I observed today with a controlled test using valve blocks that the
scrambler block continues to output data even when no input data should
be coming in. I then looked at the source:


int
gr_scrambler_bb::work(int noutput_items,
                      gr_vector_const_void_star &input_items,
                      gr_vector_void_star &output_items)
{
  const unsigned char *in = (const unsigned char *) input_items[0];
  unsigned char *out = (unsigned char *) output_items[0];

  for (int i = 0; i < noutput_items; i++)
    out[i] = d_lfsr.next_bit_scramble(in[i]);

  return noutput_items;
}

It seems to be looking only at the number of requested output items and
outputting anyway. Unless the input_items[0] array is guaranteed to be
filled with zeroes to the length of the number of output items, isn't
this potentially reading past the end of the input items?
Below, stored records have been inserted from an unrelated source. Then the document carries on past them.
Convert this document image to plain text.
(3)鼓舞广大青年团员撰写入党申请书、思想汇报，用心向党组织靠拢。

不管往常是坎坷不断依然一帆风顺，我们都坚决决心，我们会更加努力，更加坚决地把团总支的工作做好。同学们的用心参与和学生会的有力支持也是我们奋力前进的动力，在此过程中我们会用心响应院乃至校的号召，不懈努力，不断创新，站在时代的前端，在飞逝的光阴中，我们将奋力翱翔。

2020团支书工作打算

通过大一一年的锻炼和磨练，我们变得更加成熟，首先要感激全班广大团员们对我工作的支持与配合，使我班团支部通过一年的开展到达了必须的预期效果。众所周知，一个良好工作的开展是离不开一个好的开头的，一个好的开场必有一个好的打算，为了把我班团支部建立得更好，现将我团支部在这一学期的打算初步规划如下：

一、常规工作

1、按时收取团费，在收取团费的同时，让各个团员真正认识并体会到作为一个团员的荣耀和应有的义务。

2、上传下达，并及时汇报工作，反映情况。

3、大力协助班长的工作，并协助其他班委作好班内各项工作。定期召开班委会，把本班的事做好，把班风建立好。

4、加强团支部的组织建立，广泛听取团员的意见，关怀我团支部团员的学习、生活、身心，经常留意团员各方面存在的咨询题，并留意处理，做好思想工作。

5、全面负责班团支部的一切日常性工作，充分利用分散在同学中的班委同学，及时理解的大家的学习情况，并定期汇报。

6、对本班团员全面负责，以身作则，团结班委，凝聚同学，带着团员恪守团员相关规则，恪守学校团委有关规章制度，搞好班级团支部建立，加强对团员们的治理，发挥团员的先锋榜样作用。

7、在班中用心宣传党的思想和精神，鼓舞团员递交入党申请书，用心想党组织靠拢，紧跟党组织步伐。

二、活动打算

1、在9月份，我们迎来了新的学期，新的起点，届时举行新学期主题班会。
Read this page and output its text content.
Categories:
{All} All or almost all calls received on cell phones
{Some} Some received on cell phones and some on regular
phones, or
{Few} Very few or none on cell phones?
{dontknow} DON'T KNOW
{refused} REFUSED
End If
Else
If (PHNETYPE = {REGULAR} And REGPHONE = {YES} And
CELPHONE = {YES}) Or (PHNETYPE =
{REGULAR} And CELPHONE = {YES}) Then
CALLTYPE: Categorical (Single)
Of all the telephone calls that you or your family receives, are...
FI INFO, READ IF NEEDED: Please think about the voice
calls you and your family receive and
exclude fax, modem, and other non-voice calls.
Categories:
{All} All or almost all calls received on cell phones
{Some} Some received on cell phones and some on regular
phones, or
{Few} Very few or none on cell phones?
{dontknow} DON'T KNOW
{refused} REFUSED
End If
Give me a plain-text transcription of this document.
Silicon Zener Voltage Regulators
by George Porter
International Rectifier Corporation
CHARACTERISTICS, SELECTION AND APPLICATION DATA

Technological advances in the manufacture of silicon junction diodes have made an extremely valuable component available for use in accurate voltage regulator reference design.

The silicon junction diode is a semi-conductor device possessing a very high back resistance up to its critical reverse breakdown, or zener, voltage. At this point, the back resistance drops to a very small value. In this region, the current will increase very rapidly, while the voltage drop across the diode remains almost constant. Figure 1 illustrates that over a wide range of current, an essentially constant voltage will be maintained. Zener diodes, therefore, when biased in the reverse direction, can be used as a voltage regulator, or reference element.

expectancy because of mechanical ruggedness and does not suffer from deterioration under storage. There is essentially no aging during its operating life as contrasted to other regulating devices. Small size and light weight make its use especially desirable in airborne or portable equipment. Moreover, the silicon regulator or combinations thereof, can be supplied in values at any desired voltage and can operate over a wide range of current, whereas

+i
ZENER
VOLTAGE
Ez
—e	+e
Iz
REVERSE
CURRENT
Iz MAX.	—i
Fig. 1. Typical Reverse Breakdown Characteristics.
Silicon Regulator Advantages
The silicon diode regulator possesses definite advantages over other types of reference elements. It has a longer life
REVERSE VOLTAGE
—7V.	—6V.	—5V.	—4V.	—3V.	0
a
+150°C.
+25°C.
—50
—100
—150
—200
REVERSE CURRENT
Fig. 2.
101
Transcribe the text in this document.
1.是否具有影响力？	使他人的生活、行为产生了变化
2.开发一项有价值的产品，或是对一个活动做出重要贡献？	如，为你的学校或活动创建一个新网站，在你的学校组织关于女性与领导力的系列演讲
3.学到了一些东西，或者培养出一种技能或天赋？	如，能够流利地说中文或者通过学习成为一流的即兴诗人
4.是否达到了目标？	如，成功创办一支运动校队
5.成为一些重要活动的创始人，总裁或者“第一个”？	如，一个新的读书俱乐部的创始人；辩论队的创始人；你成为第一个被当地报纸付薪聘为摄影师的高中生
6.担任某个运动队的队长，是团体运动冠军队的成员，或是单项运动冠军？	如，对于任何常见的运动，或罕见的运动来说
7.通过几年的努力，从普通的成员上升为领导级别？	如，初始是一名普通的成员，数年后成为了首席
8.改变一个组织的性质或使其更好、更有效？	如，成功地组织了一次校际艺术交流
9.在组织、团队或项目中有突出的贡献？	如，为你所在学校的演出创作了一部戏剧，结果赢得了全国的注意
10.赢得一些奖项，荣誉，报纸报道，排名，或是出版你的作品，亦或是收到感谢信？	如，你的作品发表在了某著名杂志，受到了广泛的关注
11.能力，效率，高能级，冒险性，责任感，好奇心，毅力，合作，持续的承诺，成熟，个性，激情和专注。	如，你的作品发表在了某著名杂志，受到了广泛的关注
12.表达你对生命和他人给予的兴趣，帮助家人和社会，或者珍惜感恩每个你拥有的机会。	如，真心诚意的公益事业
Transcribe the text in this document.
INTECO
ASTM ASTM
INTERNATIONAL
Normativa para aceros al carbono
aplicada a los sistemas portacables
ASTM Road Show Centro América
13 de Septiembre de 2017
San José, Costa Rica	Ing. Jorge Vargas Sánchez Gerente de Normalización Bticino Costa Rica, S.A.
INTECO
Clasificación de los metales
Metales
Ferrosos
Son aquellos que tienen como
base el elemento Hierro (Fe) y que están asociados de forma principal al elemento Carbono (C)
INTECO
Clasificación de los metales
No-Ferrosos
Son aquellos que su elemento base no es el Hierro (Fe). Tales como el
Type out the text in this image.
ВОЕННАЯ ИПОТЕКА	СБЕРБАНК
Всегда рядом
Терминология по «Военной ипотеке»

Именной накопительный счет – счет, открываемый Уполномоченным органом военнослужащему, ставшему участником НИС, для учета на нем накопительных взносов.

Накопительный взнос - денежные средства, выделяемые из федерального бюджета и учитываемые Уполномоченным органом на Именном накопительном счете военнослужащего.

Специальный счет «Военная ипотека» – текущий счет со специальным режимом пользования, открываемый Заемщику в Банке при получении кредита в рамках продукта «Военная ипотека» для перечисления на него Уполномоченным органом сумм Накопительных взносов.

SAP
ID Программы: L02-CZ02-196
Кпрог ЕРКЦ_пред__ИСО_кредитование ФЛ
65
Shouldn't the above be something like:

int
gr_scrambler_bb::general_work(int noutput_items,
                             gr_vector_int &ninput_items,
                             gr_vector_const_void_star &input_items,
                             gr_vector_void_star &output_items)
{
  const int ninput_items = ninput_items[0];
  const unsigned char *in = (const unsigned char *) input_items[0];
  unsigned char *out = (unsigned char *) output_items[0];

  for (int i = 0; i < ninput_items; i++)
    out[i] = d_lfsr.next_bit_scramble(in[i]);

  return ninput_items;
}

Regardless of whether there are sufficient input items to read, is there
a reason the scrambler block should continue outputting when the input
stream shuts off, sending zeroes or random data when you don't
necessarily want anything going out?

Is this a bug or an intended feature?